# RAMAIR Mainfolds



## mbspeed (Sep 25, 2012)

Hi guys I have 67 stock style RAMAIR Exhaust manifold's on my 67 468 stroker motor its the stock 2.25 size manifold I have 2 1/2 duel exhaust with X pipe would it be a noticeable difference if I went with the large 2.5 RAMAIR manifolds that RAM AIR RESTROREATIONS MAKE I don't want headers so that would not be an option any info would be great thanks...............Matt


----------



## GTO1965 (Apr 28, 2014)

I have a 434 (428 bored .030) with Ram Air 2.5 exhaust manifolds with a 2.5 inch exhaust.It's expensive but it did make somewhat of a difference in terms of power but in your case with all those extra cubes of a 468 it will make more of a impact.


----------



## mbspeed (Sep 25, 2012)

GTO1965 said:


> I have a 434 (428 bored .030) with Ram Air 2.5 exhaust manifolds with a 2.5 inch exhaust.It's expensive but it did make somewhat of a difference in terms of power but in your case with all those extra cubes of a 468 it will make more of a impact.

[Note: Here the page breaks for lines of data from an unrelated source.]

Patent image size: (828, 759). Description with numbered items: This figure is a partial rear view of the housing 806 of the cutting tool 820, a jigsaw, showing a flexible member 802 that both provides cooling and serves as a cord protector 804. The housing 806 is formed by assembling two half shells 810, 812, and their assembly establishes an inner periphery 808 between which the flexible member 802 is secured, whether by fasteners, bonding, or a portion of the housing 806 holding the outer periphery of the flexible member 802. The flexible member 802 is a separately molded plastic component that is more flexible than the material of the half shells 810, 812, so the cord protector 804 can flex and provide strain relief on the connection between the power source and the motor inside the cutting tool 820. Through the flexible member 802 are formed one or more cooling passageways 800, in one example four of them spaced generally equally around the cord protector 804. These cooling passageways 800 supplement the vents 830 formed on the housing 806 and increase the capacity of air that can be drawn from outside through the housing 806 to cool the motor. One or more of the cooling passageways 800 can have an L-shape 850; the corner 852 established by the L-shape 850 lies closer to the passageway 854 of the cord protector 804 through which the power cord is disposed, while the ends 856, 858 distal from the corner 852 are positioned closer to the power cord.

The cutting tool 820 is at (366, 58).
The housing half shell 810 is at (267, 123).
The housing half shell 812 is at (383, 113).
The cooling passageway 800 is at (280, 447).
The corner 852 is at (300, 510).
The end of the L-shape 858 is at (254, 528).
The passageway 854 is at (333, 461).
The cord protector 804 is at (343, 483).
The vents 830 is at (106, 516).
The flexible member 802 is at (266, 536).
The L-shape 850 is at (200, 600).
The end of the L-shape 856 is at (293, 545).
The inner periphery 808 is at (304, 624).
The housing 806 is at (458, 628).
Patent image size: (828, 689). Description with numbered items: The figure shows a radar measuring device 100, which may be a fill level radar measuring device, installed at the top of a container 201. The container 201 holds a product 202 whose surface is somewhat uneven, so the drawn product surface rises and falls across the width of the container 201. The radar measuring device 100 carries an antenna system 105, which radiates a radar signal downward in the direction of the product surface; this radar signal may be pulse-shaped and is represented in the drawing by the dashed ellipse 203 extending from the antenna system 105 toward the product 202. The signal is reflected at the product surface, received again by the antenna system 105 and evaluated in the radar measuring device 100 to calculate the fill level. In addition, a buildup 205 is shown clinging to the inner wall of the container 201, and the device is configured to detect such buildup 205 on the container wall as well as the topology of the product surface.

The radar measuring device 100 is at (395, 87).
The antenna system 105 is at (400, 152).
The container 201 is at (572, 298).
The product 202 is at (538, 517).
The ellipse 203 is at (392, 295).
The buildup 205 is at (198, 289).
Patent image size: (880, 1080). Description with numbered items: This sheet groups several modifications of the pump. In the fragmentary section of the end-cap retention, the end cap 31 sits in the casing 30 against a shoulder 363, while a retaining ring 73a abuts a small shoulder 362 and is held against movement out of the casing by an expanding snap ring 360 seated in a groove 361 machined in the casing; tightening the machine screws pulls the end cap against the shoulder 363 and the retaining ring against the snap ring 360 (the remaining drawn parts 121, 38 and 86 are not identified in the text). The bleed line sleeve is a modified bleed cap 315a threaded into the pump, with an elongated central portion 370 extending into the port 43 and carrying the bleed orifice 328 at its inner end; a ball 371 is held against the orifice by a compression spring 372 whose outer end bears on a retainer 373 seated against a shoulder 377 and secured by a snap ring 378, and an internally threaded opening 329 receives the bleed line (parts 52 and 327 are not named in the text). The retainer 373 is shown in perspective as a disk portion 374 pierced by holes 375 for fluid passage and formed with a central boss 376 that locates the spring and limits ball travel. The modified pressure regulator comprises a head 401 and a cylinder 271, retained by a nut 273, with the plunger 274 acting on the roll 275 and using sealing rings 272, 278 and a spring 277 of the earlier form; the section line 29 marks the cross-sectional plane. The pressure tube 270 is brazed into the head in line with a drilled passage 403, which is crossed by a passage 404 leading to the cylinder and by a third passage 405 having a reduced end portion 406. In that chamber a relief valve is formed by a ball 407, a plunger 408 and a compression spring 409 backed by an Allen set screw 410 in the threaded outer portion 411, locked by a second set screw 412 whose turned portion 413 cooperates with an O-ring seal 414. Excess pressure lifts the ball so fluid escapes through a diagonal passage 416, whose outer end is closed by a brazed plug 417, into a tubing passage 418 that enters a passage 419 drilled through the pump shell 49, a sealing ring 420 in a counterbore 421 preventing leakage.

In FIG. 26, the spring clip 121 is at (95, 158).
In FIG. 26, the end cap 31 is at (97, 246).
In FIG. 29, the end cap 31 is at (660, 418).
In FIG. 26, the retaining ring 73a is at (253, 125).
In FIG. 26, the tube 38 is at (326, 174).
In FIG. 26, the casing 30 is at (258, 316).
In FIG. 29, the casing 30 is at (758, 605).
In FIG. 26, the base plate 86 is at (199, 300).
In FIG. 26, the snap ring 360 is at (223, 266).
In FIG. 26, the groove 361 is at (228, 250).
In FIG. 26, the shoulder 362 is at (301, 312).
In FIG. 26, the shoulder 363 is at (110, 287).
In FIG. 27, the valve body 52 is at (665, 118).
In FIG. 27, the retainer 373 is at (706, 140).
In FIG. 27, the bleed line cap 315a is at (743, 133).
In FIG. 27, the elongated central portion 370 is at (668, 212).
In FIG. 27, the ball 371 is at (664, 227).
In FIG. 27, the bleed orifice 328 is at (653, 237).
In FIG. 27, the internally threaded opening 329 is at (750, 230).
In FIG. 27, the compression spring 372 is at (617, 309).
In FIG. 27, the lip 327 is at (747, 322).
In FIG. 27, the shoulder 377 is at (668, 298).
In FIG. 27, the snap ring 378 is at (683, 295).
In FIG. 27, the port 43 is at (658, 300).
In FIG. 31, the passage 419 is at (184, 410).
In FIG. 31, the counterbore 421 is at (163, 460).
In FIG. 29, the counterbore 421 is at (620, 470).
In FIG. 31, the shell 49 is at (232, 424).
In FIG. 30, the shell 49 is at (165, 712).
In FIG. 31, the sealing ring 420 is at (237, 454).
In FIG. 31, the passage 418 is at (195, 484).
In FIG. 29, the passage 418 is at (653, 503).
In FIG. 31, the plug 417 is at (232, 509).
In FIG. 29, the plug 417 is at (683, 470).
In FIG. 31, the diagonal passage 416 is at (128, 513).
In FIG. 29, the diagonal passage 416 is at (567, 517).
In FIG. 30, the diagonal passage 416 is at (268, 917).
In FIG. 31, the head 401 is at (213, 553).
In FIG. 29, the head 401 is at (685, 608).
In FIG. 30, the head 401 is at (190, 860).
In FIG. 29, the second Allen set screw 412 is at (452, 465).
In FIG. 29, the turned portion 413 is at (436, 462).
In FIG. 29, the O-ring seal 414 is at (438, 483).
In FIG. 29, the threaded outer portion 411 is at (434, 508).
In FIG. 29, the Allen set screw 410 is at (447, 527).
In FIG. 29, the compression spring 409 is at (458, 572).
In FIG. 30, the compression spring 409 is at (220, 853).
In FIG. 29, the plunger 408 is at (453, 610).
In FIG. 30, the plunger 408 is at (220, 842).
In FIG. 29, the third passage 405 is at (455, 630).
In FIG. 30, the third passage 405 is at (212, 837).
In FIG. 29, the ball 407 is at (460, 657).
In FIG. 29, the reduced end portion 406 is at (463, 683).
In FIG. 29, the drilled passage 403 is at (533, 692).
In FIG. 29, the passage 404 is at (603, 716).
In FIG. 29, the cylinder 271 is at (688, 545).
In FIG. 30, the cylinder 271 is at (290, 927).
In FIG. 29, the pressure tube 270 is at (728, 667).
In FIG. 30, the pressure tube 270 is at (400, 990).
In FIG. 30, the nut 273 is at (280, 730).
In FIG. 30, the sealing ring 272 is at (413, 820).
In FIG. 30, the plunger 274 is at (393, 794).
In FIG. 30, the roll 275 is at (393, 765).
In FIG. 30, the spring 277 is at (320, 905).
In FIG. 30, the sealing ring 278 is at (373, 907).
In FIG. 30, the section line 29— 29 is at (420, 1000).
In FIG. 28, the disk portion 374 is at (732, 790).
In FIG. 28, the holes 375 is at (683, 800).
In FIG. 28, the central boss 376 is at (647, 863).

did you run the stock style first on your 434 before switching to 2.5???atriot:


----------



## ALKYGTO (Mar 29, 2010)

Would it be possible to port out your existing manifolds to the larger size?


----------



## GTO1965 (Apr 28, 2014)

Yes I did have stock set up prior. I don't believe I have ever heard of anyone porting out the stock Ram Air manifolds. If you really don't want headers than it's the only way to go but it's not cheap because your switching everything to a 2.5. Jim Hand tested them (2.5) and said they work as well as shorty headers.


----------



## mbspeed (Sep 25, 2012)

every thing now is 2.5 except the R/A mainfolds that's why I was saying it may not make lot more power only restriction is 1/4 size of inside casting of manifold but lot of guys told me the casting from ramair restoration is better then most other repro R/A s and I got my first set from ames performance and I am installing new ported kre heads so it may be the best time to change even if the size wont help much maybe casting is much better


----------



## 666bbl (Apr 13, 2014)

Much like step headers, what's wrong with the pipes starting at 2.25 for a foot or so and then open up to 2.5? In fact, if you were to do that you could have the 2.25 run in the center of a 2.5 for 3-5" and get the benefit of an anti-reversion set up, but it would be just the main pipe vs all 4 exhaust ports working in that regard. It would limit spent gasses being pulled back into the cylinders during cam overlap. It wouldn't hinder exhaust performance at all. Just thinking out loud...


----------